This project is a repo of The Sketchy Database: Learning to Retrieve Badly Drawn Bunnies.
The homepage of the original project.
Get the dataset via Google Drive sketchydataset SketchyDataset Intro
Sketchy Database
As I didn't notice that the Sketchy Database contained a list of the testing photos, I randomly chose the testing photos and their related sketches myself.

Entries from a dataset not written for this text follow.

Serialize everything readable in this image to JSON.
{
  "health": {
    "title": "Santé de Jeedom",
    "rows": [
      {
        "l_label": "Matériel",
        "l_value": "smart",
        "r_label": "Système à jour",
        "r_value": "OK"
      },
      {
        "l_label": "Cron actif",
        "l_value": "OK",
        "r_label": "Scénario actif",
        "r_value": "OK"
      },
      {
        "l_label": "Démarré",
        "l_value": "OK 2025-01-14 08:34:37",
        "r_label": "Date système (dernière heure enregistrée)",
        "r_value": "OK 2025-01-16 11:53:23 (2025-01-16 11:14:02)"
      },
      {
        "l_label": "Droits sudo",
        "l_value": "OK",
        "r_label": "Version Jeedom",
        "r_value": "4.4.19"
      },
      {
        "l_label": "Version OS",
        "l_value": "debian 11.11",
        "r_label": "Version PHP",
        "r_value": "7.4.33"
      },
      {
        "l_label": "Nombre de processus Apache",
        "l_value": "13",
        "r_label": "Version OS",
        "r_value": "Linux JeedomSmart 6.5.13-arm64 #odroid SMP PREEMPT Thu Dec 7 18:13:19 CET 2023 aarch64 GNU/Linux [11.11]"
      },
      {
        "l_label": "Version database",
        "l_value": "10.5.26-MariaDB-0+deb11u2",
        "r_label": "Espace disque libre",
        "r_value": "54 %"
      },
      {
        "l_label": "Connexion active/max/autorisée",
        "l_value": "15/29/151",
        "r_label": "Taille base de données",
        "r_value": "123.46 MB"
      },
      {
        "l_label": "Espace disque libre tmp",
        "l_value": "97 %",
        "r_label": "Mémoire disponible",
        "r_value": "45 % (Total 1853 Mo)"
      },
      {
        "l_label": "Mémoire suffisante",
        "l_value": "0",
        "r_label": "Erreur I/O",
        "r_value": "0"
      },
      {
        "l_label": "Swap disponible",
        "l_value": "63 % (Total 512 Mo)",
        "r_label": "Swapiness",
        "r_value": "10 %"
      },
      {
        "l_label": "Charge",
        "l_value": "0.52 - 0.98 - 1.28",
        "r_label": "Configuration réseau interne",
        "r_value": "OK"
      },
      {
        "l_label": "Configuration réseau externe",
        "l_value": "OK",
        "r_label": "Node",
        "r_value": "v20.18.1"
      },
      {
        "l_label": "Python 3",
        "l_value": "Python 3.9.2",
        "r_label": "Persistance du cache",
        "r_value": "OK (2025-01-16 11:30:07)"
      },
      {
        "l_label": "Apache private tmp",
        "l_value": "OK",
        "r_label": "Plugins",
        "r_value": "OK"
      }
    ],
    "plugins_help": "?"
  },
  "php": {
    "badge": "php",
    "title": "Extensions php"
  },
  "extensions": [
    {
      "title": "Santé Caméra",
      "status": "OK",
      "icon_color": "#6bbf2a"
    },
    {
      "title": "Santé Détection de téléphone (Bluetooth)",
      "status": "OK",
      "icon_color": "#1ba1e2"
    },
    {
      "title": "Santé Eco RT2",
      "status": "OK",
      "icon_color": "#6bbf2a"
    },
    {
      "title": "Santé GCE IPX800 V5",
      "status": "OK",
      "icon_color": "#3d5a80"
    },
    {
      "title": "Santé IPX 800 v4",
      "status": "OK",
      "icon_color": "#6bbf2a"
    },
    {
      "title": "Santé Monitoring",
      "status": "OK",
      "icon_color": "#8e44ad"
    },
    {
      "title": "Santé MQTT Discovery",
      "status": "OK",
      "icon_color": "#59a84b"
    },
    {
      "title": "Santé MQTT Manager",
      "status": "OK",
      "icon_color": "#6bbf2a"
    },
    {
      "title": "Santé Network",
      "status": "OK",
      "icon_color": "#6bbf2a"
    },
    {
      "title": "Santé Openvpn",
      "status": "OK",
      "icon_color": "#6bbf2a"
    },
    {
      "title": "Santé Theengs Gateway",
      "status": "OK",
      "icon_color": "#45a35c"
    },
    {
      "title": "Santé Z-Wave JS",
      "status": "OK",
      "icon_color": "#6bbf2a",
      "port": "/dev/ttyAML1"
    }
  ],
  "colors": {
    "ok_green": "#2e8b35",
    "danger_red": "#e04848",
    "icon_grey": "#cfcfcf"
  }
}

The test data set are listed in TEST_IMG and TEST_SKETCH
category | photo | sketch |
---|---|---|
airplane | 10 | 75 |
alarm_clock | 52 | |
ant | 53 | |
. | . | |
. | . | |
. | . | |
window | 54 | |
wine_bottle | 52 | |
zebra | 66 | |
Total | 1250 | 7875 |
Dataset
├── photo-train # the training set of photos
├── sketch-triplet-train # the training set of sketches
├── photo-test # the testing set of photos
├── sketch-triplet-test # the testing set of sketches
using feature_extract.py to get the extracted feature files ('*.pkl')
using retrieval_test.py to get the testing result.
There is no GoogLeNet, which resulted the best in the original paper, implement in PyTorch, so I used vgg16 instead.
model | epoch | recall@1 | recall@5 |
---|---|---|---|
resnet34(pretrained;mixed training set;metric='cosine') | |||
90 | 8.51% | 18.68% | |
150 | 9.31% | 20.44% | |
resnet34(pretrained;mixed training set;metric='euclidean') | |||
90 | 6.45% | 14.79% | |
150 | 6.96% | 16.46% | |
resnet34(150 epoch;triplet loss m=0.02;metric='euclidean';lr=1e-5 batch_size=16) | |||
85 | 9.87% | 22.37% | |
vgg16(pretrained;triplet loss m=0.3;metric='euclidean';lr=1e-5;batch_size=16) | |||
0 | 0.17% | 0.72% | |
5 | 17.59% | 45.51% | |
190 | 31.03% | 67.86% | |
275 | 32.22% | 68.48% | |
975 | 35.24% | 71.53% | |
vgg16(fine-tune(275epoch);m=0.15;metric='euclidean';lr=1e-7;batch_size=16) | |||
55 | 33.22% | 70.04% | |
625 | 35.78% | 72.44% | |
995 | 36.09% | 73.02% | |
resnet50(pretrained; triplet loss m=0.15; metric='euclidean'; lr=1e-7;batch_size=16) | |||
0 | 0.71% | 11.48% | |
55 | 10.18% | 29.94% | |
940 | 15.17% | 47.61% | |
resnet50(pretrained; triplet loss m=0.1; metric='euclidean'; lr=1e-6 batch_size=32) | |||
315 | 19.58% | 57.19% | |
resnet50(pretrained; triplet loss m=0.3; metric='euclidean'; lr=1e-5 batch_size=48) | |||
20 | 21.56% | 57.50% | |
95 | 30.32% | 71.73% | |
265 | 40.08% | 78.83% | |
930 | 46.04% | 83.30% |
I have no idea about why the resnet34 got that bad result, while the vgg16 and resnet50 resulted pretty well.
I randomly chose 20 sketches as the query sketch and here is the retrieval result. The model I used is the resnet50(pretrained; triplet loss m=0.3; metric='euclidean'; lr=1e-5 batch_size=48) after 265 training epoch.
all the visulizated categories are the first ten categories in alphabetical order.
The boxes represent the photos, while the points represent the sketches.